So, you pick up a science fiction mystery novel by your favorite author. You know the one, who wrote your favorite character of all time? It’s another in her long, award winning series following Miles Naismith Vorkosigan through his life of adventure and mystery. (if you’ve read Bujold, you know why you never leave out Naismith in his name.)
The soletta – the key to terraforming Komarr – has just been hit and almost catastrophically damaged by an ore freighter. Miles is a newly minted Imperial Auditor. Which means fewer guns, just any many twists and turns to apply his nimble mind to. His first assignement is to determine if this was an accident or sabotage.

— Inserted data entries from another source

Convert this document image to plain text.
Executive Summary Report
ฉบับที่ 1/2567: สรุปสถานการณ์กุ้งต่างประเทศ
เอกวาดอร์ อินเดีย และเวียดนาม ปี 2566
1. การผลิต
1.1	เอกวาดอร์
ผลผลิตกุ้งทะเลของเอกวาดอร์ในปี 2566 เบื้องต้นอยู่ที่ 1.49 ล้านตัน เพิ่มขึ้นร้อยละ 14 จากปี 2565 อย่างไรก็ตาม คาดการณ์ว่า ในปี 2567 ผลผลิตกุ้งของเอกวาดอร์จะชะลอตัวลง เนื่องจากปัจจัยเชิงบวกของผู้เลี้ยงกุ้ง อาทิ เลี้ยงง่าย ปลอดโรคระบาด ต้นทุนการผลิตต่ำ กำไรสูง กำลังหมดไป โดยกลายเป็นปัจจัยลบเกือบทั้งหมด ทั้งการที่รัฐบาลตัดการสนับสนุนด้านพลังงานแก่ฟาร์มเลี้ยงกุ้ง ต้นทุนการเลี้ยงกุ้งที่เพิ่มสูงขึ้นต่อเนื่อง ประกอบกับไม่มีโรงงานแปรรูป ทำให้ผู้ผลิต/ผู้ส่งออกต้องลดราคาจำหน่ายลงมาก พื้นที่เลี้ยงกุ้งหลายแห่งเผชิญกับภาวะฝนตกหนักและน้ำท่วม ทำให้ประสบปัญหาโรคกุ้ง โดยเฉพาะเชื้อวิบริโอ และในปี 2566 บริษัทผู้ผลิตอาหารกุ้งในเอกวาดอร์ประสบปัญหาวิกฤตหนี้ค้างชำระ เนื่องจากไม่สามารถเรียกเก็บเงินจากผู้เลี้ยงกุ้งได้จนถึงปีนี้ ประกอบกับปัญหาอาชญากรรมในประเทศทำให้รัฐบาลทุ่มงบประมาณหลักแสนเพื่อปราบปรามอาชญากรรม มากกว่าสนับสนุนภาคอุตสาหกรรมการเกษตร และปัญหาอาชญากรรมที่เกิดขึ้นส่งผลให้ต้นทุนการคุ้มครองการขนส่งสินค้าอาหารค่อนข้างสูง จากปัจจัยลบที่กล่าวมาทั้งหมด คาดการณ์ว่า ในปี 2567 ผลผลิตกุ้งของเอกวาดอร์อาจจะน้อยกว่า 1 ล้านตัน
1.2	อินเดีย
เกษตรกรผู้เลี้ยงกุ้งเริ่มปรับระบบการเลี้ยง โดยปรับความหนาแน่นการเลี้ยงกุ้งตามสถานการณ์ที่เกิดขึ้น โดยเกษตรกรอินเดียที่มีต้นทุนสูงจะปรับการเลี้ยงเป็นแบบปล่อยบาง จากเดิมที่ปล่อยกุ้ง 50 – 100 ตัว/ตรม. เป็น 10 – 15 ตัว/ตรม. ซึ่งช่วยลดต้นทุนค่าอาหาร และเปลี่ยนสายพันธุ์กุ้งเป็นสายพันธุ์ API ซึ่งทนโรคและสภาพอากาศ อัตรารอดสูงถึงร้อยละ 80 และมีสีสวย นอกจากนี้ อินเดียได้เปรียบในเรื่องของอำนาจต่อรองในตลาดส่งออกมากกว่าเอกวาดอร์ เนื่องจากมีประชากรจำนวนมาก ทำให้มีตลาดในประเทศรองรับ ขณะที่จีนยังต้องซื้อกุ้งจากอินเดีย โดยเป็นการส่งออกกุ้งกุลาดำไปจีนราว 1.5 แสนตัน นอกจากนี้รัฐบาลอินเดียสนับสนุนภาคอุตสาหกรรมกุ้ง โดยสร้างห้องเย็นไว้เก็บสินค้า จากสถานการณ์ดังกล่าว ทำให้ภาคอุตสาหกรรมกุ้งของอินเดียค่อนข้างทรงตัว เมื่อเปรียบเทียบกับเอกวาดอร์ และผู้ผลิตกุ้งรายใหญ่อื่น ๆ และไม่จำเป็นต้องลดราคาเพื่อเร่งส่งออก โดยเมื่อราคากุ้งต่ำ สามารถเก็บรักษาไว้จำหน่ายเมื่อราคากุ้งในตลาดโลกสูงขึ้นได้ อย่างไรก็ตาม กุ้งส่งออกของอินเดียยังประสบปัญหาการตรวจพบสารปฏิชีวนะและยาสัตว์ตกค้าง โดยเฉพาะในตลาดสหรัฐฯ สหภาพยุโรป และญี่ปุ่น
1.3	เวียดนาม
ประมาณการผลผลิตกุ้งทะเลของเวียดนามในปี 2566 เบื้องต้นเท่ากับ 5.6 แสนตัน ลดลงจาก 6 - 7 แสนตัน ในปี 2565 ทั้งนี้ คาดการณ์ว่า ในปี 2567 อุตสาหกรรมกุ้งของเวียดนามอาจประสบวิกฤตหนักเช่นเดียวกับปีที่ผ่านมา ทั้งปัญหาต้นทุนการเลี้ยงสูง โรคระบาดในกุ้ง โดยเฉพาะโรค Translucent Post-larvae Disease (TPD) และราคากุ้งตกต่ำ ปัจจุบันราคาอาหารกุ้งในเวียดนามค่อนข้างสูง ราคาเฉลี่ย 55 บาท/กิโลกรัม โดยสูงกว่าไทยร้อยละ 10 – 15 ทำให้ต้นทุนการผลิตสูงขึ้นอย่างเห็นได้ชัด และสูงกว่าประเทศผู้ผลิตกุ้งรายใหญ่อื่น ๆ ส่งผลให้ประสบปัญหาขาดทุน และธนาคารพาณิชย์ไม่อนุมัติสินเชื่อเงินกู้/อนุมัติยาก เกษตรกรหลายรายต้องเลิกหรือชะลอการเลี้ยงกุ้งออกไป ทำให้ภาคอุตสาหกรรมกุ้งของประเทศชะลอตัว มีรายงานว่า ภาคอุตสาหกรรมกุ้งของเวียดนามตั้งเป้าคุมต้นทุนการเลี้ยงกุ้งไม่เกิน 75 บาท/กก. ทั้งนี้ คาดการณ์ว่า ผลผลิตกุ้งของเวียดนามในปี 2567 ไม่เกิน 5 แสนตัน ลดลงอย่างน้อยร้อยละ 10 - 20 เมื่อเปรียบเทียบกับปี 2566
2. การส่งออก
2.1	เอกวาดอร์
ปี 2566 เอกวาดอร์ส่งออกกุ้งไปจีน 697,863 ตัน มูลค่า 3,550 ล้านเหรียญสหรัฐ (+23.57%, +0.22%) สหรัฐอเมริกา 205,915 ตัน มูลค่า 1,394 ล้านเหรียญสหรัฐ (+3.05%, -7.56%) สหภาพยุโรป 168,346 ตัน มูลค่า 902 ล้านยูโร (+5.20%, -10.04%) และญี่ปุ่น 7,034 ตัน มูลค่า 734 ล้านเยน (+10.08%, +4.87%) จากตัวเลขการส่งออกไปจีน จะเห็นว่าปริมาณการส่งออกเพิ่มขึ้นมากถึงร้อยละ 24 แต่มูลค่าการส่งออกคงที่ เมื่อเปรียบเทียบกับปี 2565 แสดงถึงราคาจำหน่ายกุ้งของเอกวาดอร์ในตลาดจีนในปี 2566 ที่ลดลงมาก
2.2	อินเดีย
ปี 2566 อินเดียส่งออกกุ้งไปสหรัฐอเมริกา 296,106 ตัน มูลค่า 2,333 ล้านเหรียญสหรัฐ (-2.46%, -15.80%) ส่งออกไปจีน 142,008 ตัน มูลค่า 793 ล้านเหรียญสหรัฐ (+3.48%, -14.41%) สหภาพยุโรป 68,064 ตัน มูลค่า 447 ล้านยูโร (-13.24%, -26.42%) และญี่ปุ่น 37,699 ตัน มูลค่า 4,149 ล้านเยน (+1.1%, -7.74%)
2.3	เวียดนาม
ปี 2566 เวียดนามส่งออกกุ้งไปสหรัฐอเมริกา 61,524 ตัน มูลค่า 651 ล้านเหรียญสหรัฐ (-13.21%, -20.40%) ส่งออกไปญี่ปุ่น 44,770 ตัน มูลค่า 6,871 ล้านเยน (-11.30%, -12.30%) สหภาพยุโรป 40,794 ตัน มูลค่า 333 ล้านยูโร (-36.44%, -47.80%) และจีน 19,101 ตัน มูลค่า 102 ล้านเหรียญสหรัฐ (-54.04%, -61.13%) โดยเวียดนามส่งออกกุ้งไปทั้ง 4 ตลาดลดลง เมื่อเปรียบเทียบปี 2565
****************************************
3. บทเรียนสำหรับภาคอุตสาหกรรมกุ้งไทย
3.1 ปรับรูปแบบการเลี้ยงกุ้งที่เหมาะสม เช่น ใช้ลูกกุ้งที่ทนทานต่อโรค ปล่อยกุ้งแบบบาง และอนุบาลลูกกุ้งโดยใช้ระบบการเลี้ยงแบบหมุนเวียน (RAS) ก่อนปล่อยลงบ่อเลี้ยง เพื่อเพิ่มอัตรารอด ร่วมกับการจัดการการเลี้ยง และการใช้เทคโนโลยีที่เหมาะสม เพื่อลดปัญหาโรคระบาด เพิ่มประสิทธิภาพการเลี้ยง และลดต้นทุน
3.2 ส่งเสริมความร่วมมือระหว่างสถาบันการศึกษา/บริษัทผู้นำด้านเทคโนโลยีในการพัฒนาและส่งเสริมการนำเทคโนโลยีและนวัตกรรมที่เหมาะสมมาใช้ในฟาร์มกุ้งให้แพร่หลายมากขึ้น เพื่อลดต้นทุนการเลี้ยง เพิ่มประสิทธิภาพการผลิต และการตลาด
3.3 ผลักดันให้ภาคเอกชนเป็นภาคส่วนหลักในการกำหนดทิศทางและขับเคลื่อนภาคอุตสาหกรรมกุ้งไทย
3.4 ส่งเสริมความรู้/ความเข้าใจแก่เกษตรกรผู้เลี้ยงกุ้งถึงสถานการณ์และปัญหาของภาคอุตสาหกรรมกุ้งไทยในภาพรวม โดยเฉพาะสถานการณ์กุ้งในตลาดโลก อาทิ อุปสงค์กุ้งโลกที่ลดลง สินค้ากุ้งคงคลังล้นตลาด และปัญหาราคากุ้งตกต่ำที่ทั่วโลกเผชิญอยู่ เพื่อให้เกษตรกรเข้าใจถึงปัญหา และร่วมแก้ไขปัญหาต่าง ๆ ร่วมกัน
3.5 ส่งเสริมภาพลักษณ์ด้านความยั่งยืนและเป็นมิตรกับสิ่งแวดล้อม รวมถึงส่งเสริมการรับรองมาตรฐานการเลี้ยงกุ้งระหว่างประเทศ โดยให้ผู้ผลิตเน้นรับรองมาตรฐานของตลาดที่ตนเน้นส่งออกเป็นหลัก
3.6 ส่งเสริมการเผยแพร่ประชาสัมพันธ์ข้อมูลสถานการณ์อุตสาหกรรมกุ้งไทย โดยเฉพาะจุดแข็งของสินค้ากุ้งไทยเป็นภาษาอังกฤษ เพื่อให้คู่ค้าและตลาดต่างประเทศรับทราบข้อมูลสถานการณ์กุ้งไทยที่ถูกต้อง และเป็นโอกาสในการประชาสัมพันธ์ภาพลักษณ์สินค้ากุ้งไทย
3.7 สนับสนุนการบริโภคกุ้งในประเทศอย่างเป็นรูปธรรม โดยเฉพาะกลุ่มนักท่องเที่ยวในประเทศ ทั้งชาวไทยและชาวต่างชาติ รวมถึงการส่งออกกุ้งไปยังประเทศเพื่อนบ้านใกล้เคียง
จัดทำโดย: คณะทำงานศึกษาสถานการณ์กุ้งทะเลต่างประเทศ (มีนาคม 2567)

Ekaterin Vorsoisson (it helps the pronunciation to think of the Vor like the von in von Beethoven) is in a marriage that she has kept going for a decade by shrinking herself into a smaller and smaller space in the name of honor and oaths. Her uncle is the other Imperial Auditor assigned to the case and she is drawn into the orbit of the investigation.
Through the course of the investigation, Miles and Ekaterin work from very different angles to find the center of the mystery. And it’s good! It’s layered and hard to see through. Bujold’s work always flows and draws you toward a meaty, if not fully satisfying conclusion.
But that’s not what kills me. Dropped in this little trade paperback sci fi mystery novel is a portrait of me, five and a half years ago. A picture of what it feels like when you reach the last straw and let go of the sunk cost fallacy of a long but no longer good relationship.
“…yet solving the worst problem without (him) seemed already a thousand times easier than solving the simplest problem with (him).”
“She must be starving half to death, if such a scrap seems a feast.”
“How did I grow so small.”
“If a person lived in hurt like a mermaid in water, till hurt became as invisible as breath…”
Every time I read Bujold, I find myself a little bit more.
This is part of my Sixteen Sweet Books Challenge in the Cozy Category.